BezierInfo-2/components/sections/extended/index.js

var React = require("react");
var Graphic = require("../../Graphic.jsx");
var SectionHeader = require("../../SectionHeader.jsx");

var Explanation = React.createClass({
  getDefaultProps: function() {
    return {
      title: "The Bézier interval [0,1]"
    };
  },

  setupQuadratic: function(api) {
    var curve = new api.Bezier(70, 155, 20, 110, 100,75);
    api.setCurve(curve);
  },

  setupCubic: function(api) {
    var curve = new api.Bezier(60,105, 75,30, 215,115, 140,160);
    api.setCurve(curve);
  },

  draw: function(api, curve) {
    api.reset();
    api.drawSkeleton(curve);
    api.drawCurve(curve);
    api.setColor("lightgrey");

    var t, step=0.05, min=-10;
    var pt = curve.get(min - step), pn;
    for (t=min; t<=step; t+=step) {
      pn = curve.get(t);
      api.drawLine(pt, pn);
      pt = pn;
    }

    pt = curve.get(1);
    var max = 10;
    for (t=1+step; t<=max; t+=step) {
      pn = curve.get(t);
      api.drawLine(pt, pn);
      pt = pn;
    }
  },

  render: function() {
    return (
      <section>
        <SectionHeader {...this.props} />

        <p>Now that we know the mathematics behind Bézier curves, there's one curious thing that you may have
        noticed: they always run from <i>t-0</i> to <i>t=1</i>. That might seem obvious, but even if you're
        a seasoned mathematician, the first question you should have when you see that is "Why?", because
        it's fairly arbitrary. Or, at least, it would seem arbitrary.</p>

        <p>It's actually mostly to do with how we run from "the start" of our curve to "the end" of our curve.
        We want the curve to start at the first coordinate we define, and end at the last coordinate we define,
        and that pretty much tells us we want the interval [0,1], because of interpolation. If we want to mix
        two values, the easiest way to do that is to use the super simple formula</p>

        <p>\[
          mixture = a \cdot value_1 + b \cdot value_2
        \]</p>

        <p>but this is two variables, and that's inconvenient. If we can express that <i>b</i> in terms
        of <i>a</i> we'll be much better off, and the easiest way to do that is to do something like this:</p>

        <p>\[
          m = a \cdot value_1 + f(a) \cdot value_2
        \]</p>

        <p>Now, if we pick the following, things get really easy:</p>

        <p>\[
          m = a \cdot value_1 + f(a)=(C-a) \cdot value_2, C = constant
        \]</p>

        <p>I know, that doesn't look easier, but the important part is the "C - a" part.
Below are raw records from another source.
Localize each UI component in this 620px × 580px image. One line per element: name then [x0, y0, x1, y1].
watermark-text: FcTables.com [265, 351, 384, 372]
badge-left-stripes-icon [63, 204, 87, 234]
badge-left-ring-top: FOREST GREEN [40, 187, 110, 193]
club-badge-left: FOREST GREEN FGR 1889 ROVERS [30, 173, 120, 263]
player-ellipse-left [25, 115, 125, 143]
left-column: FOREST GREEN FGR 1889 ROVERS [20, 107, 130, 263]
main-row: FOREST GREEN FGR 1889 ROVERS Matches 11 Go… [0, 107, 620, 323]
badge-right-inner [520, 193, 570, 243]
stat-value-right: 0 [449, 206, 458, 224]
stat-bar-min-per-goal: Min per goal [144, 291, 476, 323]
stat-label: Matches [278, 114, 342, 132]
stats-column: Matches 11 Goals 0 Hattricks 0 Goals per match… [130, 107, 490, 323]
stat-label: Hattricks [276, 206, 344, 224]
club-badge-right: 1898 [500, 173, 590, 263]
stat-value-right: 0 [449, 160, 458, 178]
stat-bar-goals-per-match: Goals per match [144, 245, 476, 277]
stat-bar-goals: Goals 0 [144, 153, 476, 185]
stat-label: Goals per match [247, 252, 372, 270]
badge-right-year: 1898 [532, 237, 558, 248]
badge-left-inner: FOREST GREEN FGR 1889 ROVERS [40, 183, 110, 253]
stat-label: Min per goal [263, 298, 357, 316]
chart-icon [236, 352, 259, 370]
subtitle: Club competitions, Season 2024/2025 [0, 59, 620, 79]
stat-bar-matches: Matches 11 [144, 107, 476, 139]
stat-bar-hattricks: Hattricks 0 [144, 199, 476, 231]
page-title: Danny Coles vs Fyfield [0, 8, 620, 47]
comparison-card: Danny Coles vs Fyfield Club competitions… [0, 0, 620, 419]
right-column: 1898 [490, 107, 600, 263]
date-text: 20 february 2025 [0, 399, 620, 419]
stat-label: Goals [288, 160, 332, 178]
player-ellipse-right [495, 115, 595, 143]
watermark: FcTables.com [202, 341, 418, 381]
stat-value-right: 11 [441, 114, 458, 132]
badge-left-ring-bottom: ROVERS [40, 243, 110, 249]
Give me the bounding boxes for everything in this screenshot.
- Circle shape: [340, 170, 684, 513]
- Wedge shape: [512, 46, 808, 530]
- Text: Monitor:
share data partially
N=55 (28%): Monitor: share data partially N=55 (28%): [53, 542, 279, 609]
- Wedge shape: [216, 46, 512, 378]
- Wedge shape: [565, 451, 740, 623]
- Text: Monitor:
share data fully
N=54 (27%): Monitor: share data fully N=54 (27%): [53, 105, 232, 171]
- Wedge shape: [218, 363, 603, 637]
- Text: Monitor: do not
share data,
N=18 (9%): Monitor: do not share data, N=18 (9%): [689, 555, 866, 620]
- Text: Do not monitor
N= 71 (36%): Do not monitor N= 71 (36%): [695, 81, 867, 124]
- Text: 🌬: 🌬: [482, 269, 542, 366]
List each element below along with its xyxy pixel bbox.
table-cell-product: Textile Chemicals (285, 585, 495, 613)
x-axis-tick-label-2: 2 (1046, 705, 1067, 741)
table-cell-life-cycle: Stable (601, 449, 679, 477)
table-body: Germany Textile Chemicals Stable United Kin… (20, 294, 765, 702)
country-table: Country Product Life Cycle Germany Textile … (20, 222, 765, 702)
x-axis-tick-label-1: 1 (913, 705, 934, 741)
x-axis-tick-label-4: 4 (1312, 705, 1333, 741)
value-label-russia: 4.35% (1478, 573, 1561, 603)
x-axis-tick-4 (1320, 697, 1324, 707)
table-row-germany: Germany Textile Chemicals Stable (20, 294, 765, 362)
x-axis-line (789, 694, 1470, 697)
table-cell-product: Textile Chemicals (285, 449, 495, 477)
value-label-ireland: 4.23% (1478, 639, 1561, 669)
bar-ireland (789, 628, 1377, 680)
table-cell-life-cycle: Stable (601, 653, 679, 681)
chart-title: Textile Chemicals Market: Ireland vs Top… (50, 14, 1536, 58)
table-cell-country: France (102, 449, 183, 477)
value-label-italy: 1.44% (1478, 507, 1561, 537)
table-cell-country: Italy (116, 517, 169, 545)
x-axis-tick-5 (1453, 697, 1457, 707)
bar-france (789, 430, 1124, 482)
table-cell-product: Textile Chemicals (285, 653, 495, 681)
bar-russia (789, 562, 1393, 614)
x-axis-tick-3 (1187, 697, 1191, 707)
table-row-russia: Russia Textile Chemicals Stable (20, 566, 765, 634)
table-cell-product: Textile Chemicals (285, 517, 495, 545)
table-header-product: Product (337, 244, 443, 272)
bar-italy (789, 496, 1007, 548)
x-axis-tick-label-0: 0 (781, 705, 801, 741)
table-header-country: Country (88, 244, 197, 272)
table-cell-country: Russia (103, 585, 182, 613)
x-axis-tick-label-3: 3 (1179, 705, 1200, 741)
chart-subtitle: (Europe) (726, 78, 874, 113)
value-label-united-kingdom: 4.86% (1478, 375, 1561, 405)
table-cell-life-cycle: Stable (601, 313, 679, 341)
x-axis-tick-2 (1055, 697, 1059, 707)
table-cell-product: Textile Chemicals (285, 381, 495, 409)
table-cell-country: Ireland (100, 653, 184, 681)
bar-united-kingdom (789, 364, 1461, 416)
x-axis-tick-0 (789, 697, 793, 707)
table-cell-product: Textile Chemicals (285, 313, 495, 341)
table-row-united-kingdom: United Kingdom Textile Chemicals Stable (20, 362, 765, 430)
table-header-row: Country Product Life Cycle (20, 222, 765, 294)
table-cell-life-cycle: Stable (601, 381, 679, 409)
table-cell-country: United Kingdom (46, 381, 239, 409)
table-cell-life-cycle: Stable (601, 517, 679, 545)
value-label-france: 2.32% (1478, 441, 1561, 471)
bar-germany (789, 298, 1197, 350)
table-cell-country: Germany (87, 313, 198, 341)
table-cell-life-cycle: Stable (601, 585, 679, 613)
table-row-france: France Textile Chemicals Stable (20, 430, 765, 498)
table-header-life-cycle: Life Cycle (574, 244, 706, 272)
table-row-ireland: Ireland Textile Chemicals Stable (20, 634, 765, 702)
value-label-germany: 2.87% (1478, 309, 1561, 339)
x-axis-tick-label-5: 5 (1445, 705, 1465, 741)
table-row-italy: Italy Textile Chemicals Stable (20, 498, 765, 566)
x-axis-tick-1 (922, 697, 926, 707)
All we're doing is
        subtracting <i>a</i> from a constant, plain number. And the most obvious number in mathematics is
        the "unit" number. That would be 1.</p>

        <p>\[
          m = a \cdot value_1 + (1-a) \cdot value_2
        \]</p>

        <p>By picking any number <i>a</i> between 0 and 1, we can now cover the full mix of 100% value 1, 0% value 2,
        to 0% value 1 and 100% value 2.</p>

        <p>but... it's just an "artificial" restriction, what if we use the functions that assume our values
        are going to be between 0 and 1, and instead feed them values outside of that interval? In the case
        of Bézier curves, not a whole lot: the curve simply "keeps going" in what become more and more of a
        straight line, as the polynomials "straighten out". Because of the polynomial form that Bézier curves
        use, most of the curvy bits are in the [0,1] interval, but let's plot some Bézier curves without
        that interval restriction. What do they look like?</p>

        <p>The following two graphics show you Bézier curves rendered "the usual way", as well as the curves
        they "lie on" if we were to extend the <i>t</i> values much further. As you can see, there's a lot
        more "shape" hidden in the rest of the curve, and we can model those parts by moving the curve
        points around.</p>

        <Graphic preset="simple" title="Quadratic infinite internval Bézier curve" setup={this.setupQuadratic} draw={this.draw} />
        <Graphic preset="simple" title="Cubic infinite internval Bézier curve" setup={this.setupCubic} draw={this.draw} />

        <p>In fact, there are curves used in graphics design and computer modelling that do the opposite
        of Bézier curves, where rather than fixing the interval, and giving you free coordinates, they fix
        the coordinates, but give you freedom over the interval. A great example of this is the <a href="http://levien.com/phd/phd.html">"Spiro"
        curve</a>, which is a curve based on part of a <a href="https://en.wikipedia.org/wiki/Euler_spiral">Cornu Spiral, also
        known as Euler's Spiral</a>. It's a very easthetically pleasing curve and you'll find it in
        quite a few graphics packages like Illustrator and Inkscape, having even been used in font
        design (such as for the Inconsolata font).</p>
      </section>
    );
  }
});

module.exports = Explanation;